Gericht: Oberlandesgericht Köln
Beschluss verkündet am 16.06.2006
Aktenzeichen: 17 W 5/05
Rechtsgebiete: ZPO


Vorschriften:

ZPO §§ 103 f
ZPO § 699 Abs. 3 S. 1
Diese Entscheidung enthält keinen zur Veröffentlichung bestimmten Leitsatz.
Tenor:

Der Beschluss des Rechtspflegers vom 5. Oktober 2004 wird aufgehoben.

Die Sache wird zur erneuten Prüfung und Entscheidung an den Rechtspfleger beim Landgericht Köln zurückverwiesen, dem auch die Entscheidung über die Kosten des Beschwerdeverfahrens übertragen wird.

Gründe:

I.

Im Mahnantrag machte die Klägerin eine Hauptforderung in Höhe von 26.865,64 € geltend. Nur in Höhe von 8.000,00 € legte die Beklagte Widerspruch ein. Nach Abgabe an das Landgericht kündigte die Klägerin an, im Termin zur mündlichen Verhandlung den Antrag auf Verurteilung der Beklagten zur Zahlung von 26.865,64 € zu stellen. Dies korrigierte sie auf 8.000,00 €, nachdem die Vorsitzende der Kammer den schriftlichen Hinweis auf die Möglichkeit der Beantragung eines Teil-Vollstreckungsbescheides erteilt hatte. Im Termin erging Versäumnisurteil gegen die Beklagte in Höhe von 8.000,00 €, das rechtskräftig wurde. Die Kostenentscheidung lautet: "Die weiteren Kosten des Rechtsstreits trägt die Beklagte."

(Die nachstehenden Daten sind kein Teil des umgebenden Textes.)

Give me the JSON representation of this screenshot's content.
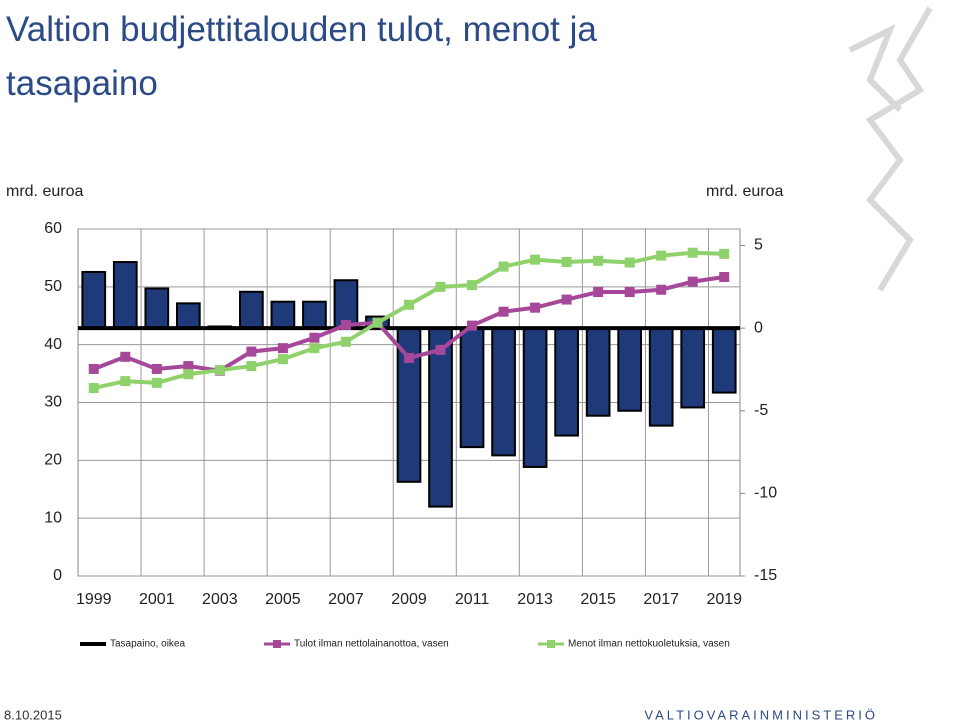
{
  "chart_data": {
    "type": "bar",
    "title": "Valtion budjettitalouden tulot, menot ja tasapaino",
    "y_label": "mrd. euroa",
    "y2_label": "mrd. euroa",
    "date": "8.10.2015",
    "organization": "VALTIOVARAINMINISTERIÖ",
    "categories": [
      "1999",
      null,
      "2001",
      null,
      "2003",
      null,
      "2005",
      null,
      "2007",
      null,
      "2009",
      null,
      "2011",
      null,
      "2013",
      null,
      "2015",
      null,
      "2017",
      null,
      "2019"
    ],
    "ylim": [
      0,
      60
    ],
    "yticks": [
      0,
      10,
      20,
      30,
      40,
      50,
      60
    ],
    "y2lim": [
      -15,
      6
    ],
    "y2ticks": [
      -15,
      -10,
      -5,
      0,
      5
    ],
    "grid": true,
    "legend": "bottom",
    "series": [
      {
        "name": "Tasapaino, oikea",
        "type": "bar",
        "axis": "y2",
        "color": "#1f3a78",
        "values": [
          3.4,
          4.0,
          2.4,
          1.5,
          0.1,
          2.2,
          1.6,
          1.6,
          2.9,
          0.7,
          -9.3,
          -10.8,
          -7.2,
          -7.7,
          -8.4,
          -6.5,
          -5.3,
          -5.0,
          -5.9,
          -4.8,
          -3.9
        ]
      },
      {
        "name": "Tulot ilman nettolainanottoa, vasen",
        "type": "line",
        "color": "#a6479a",
        "values": [
          35.8,
          37.9,
          35.8,
          36.3,
          35.5,
          38.8,
          39.4,
          41.2,
          43.4,
          43.8,
          37.7,
          39.1,
          43.3,
          45.7,
          46.4,
          47.8,
          49.1,
          49.1,
          49.5,
          50.9,
          51.7
        ]
      },
      {
        "name": "Menot ilman nettokuoletuksia, vasen",
        "type": "line",
        "color": "#8fd16a",
        "values": [
          32.5,
          33.7,
          33.4,
          34.9,
          35.6,
          36.3,
          37.5,
          39.4,
          40.5,
          43.8,
          46.9,
          50.0,
          50.3,
          53.5,
          54.7,
          54.3,
          54.5,
          54.2,
          55.4,
          55.9,
          55.7
        ]
      }
    ]
  }
}
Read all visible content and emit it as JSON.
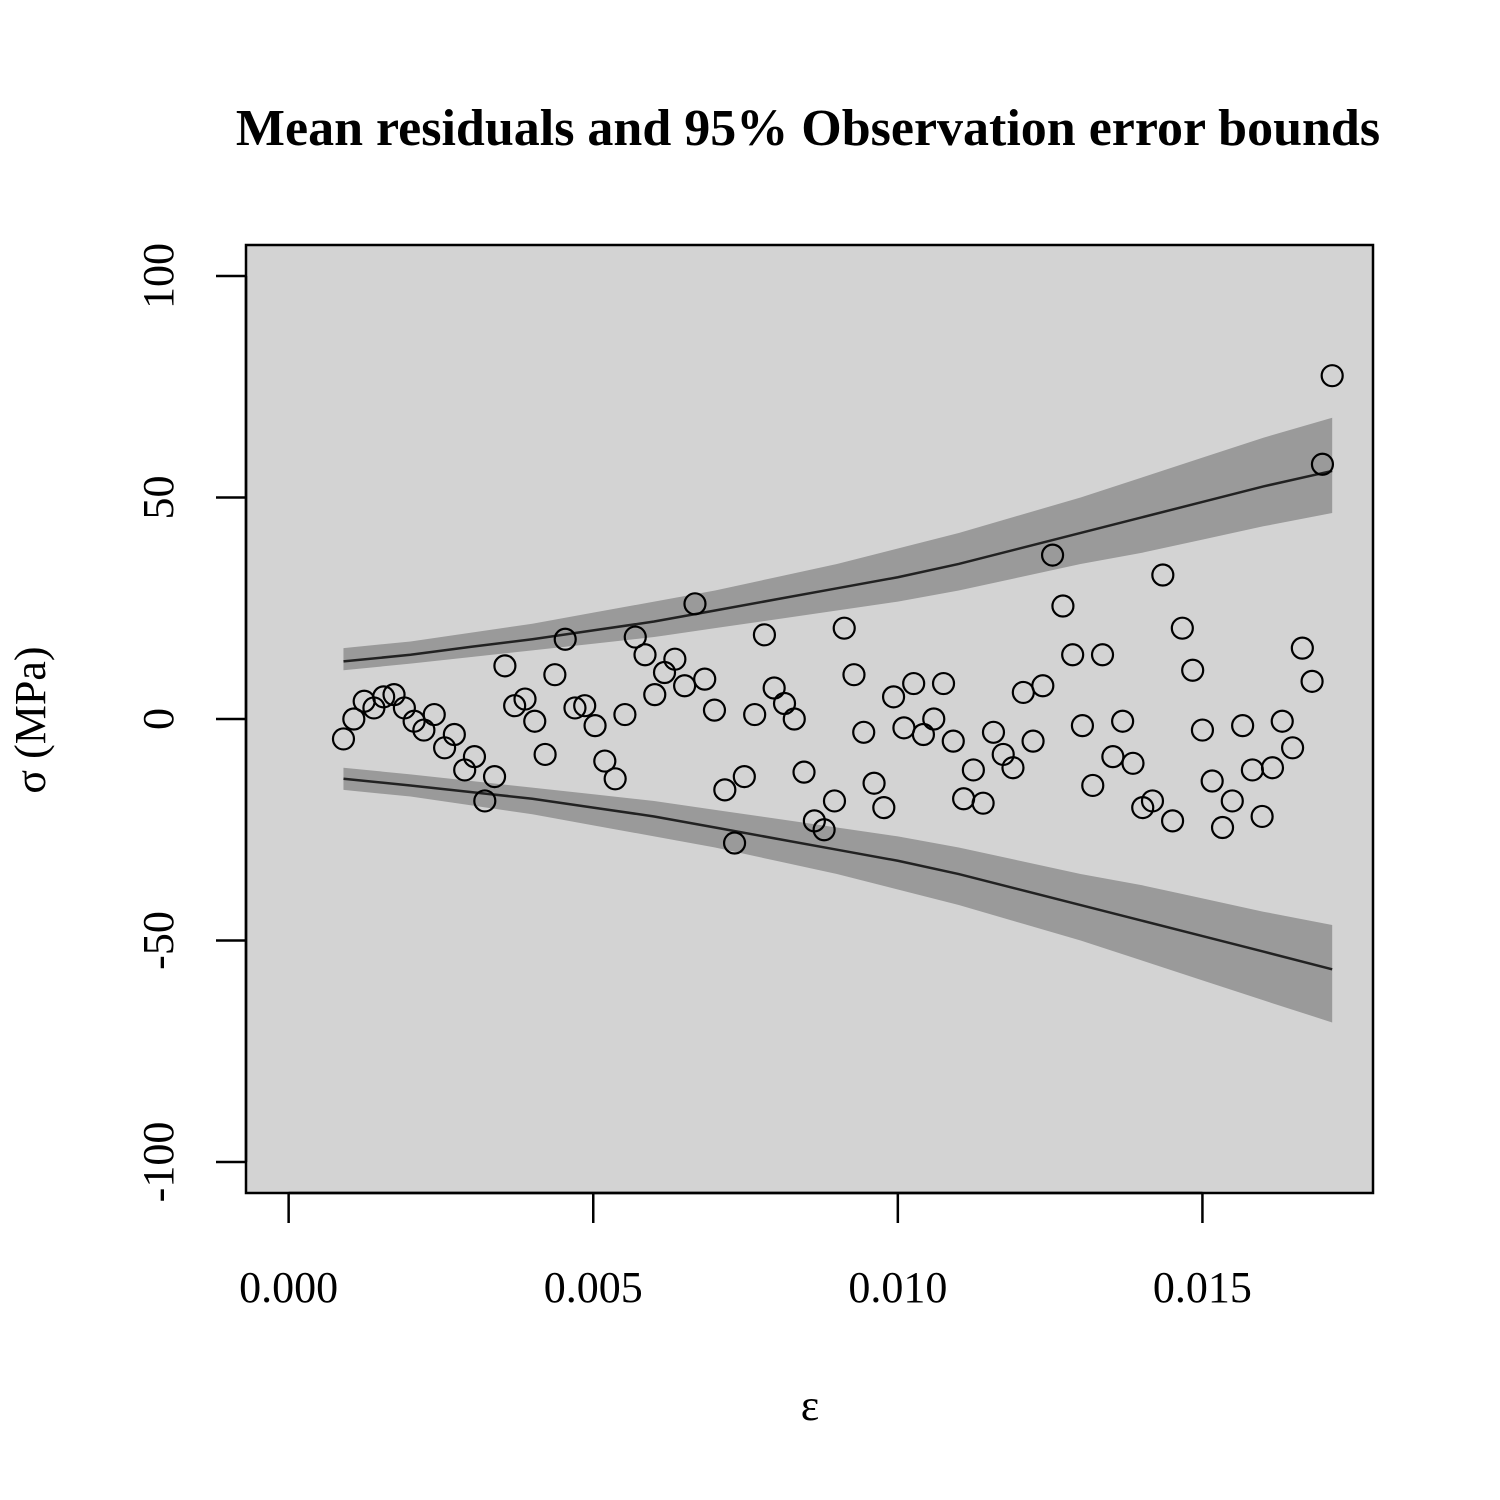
{
  "chart_data": {
    "type": "scatter",
    "title": "Mean residuals and 95% Observation error bounds",
    "xlabel": "ε",
    "ylabel": "σ  (MPa)",
    "xlim": [
      -0.0007,
      0.0178
    ],
    "ylim": [
      -107,
      107
    ],
    "x_ticks": [
      0.0,
      0.005,
      0.01,
      0.015
    ],
    "x_tick_labels": [
      "0.000",
      "0.005",
      "0.010",
      "0.015"
    ],
    "y_ticks": [
      -100,
      -50,
      0,
      50,
      100
    ],
    "y_tick_labels": [
      "-100",
      "-50",
      "0",
      "50",
      "100"
    ],
    "colors": {
      "panel_background": "#d3d3d3",
      "band_fill": "#9a9a9a",
      "line": "#222222",
      "points": "#000000"
    },
    "points": {
      "x": [
        0.0009,
        0.00107,
        0.00124,
        0.0014,
        0.00156,
        0.00173,
        0.0019,
        0.00206,
        0.00222,
        0.00239,
        0.00256,
        0.00272,
        0.00289,
        0.00305,
        0.00322,
        0.00338,
        0.00355,
        0.00371,
        0.00388,
        0.00404,
        0.00421,
        0.00437,
        0.00454,
        0.0047,
        0.00486,
        0.00503,
        0.00519,
        0.00536,
        0.00552,
        0.00569,
        0.00585,
        0.00601,
        0.00617,
        0.00634,
        0.0065,
        0.00667,
        0.00683,
        0.00699,
        0.00716,
        0.00732,
        0.00748,
        0.00765,
        0.00781,
        0.00797,
        0.00814,
        0.0083,
        0.00846,
        0.00863,
        0.00879,
        0.00896,
        0.00912,
        0.00928,
        0.00944,
        0.00961,
        0.00977,
        0.00993,
        0.0101,
        0.01026,
        0.01042,
        0.01059,
        0.01075,
        0.01091,
        0.01108,
        0.01124,
        0.0114,
        0.01157,
        0.01173,
        0.01189,
        0.01206,
        0.01222,
        0.01238,
        0.01254,
        0.01271,
        0.01287,
        0.01303,
        0.0132,
        0.01336,
        0.01353,
        0.01369,
        0.01386,
        0.01402,
        0.01418,
        0.01435,
        0.01451,
        0.01467,
        0.01484,
        0.015,
        0.01516,
        0.01533,
        0.01549,
        0.01566,
        0.01582,
        0.01598,
        0.01615,
        0.01631,
        0.01648,
        0.01664,
        0.0168,
        0.01697,
        0.01713
      ],
      "y": [
        -4.5,
        0,
        4,
        2.5,
        5,
        5.5,
        2.5,
        -0.5,
        -2.5,
        1,
        -6.5,
        -3.5,
        -11.5,
        -8.5,
        -18.5,
        -13,
        12,
        3,
        4.5,
        -0.5,
        -8,
        10,
        18,
        2.5,
        3,
        -1.5,
        -9.5,
        -13.5,
        1,
        18.5,
        14.5,
        5.5,
        10.5,
        13.5,
        7.5,
        26,
        9,
        2,
        -16,
        -28,
        -13,
        1,
        19,
        7,
        3.5,
        0,
        -12,
        -23,
        -25,
        -18.5,
        20.5,
        10,
        -3,
        -14.5,
        -20,
        5,
        -2,
        8,
        -3.5,
        0,
        8,
        -5,
        -18,
        -11.5,
        -19,
        -3,
        -8,
        -11,
        6,
        -5,
        7.5,
        37,
        25.5,
        14.5,
        -1.5,
        -15,
        14.5,
        -8.5,
        -0.5,
        -10,
        -20,
        -18.5,
        32.5,
        -23,
        20.5,
        11,
        -2.5,
        -14,
        -24.5,
        -18.5,
        -1.5,
        -11.5,
        -22,
        -11,
        -0.5,
        -6.5,
        16,
        8.5,
        57.5,
        77.5
      ]
    },
    "upper_bound": {
      "x": [
        0.0009,
        0.002,
        0.003,
        0.004,
        0.005,
        0.006,
        0.007,
        0.008,
        0.009,
        0.01,
        0.011,
        0.012,
        0.013,
        0.014,
        0.015,
        0.016,
        0.01713
      ],
      "mean": [
        13,
        14.5,
        16.3,
        18,
        20,
        22,
        24.5,
        27,
        29.5,
        32,
        35,
        38.5,
        42,
        45.5,
        49,
        52.5,
        56
      ],
      "lower": [
        11,
        12.5,
        14,
        15.5,
        17,
        18.5,
        20.5,
        22.5,
        24.5,
        26.5,
        29,
        32,
        35,
        37.5,
        40.5,
        43.5,
        46.5
      ],
      "upper": [
        16,
        17.5,
        19.5,
        21.5,
        24,
        26.5,
        29,
        32,
        35,
        38.5,
        42,
        46,
        50,
        54.5,
        59,
        63.5,
        68
      ]
    },
    "lower_bound": {
      "x": [
        0.0009,
        0.002,
        0.003,
        0.004,
        0.005,
        0.006,
        0.007,
        0.008,
        0.009,
        0.01,
        0.011,
        0.012,
        0.013,
        0.014,
        0.015,
        0.016,
        0.01713
      ],
      "mean": [
        -13.5,
        -15,
        -16.5,
        -18,
        -20,
        -22,
        -24.5,
        -27,
        -29.5,
        -32,
        -35,
        -38.5,
        -42,
        -45.5,
        -49,
        -52.5,
        -56.5
      ],
      "lower": [
        -16,
        -17.5,
        -19.5,
        -21.5,
        -24,
        -26.5,
        -29,
        -32,
        -35,
        -38.5,
        -42,
        -46,
        -50,
        -54.5,
        -59,
        -63.5,
        -68.5
      ],
      "upper": [
        -11,
        -12.5,
        -14,
        -15.5,
        -17,
        -18.5,
        -20.5,
        -22.5,
        -24.5,
        -26.5,
        -29,
        -32,
        -35,
        -37.5,
        -40.5,
        -43.5,
        -46.5
      ]
    },
    "grid": false,
    "legend": "none"
  }
}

Zur Festsetzung angemeldet hat die Klägerin, die aus unbekannt gebliebenen Gründen einen Teil-Vollstreckungsbescheid wegen des nicht widersprochenen Teils der Klageforderung nie beantragt hat, eine Prozessgebühr nach einem Streitwert von 26.865,04 € und eine halbe Verhandlungsgebühr nach einem solchen von 8.000,00 €, nebst Auslagenpauschale 984,00 € an außergerichtlichen Kosten zuzüglich der Gerichtskosten 1.606,50 €. Der Rechtspfleger hat lediglich 743,50 € zur Festsetzung gebracht.

II.

Die sofortige Beschwerde ist gem. § 104 Abs. 3 S. 1 ZPO i.V.m. § 11 Abs. 1 RpflG statthaft und begegnet auch im Übrigen keinen verfahrensrechtlichen Bedenken. In der Sache selbst führt das Rechtsmittel gem. § 572 Abs. 3 zur Aufhebung des angefochtenen Beschlusses und zur Zurückverweisung an den Rechtspfleger des Gerichts des ersten Rechtszuges. Über das Kostenfestsetzungsgesuch der Klägerin kann nicht ohne weitere tatsächliche Feststellungen entschieden werden.

1.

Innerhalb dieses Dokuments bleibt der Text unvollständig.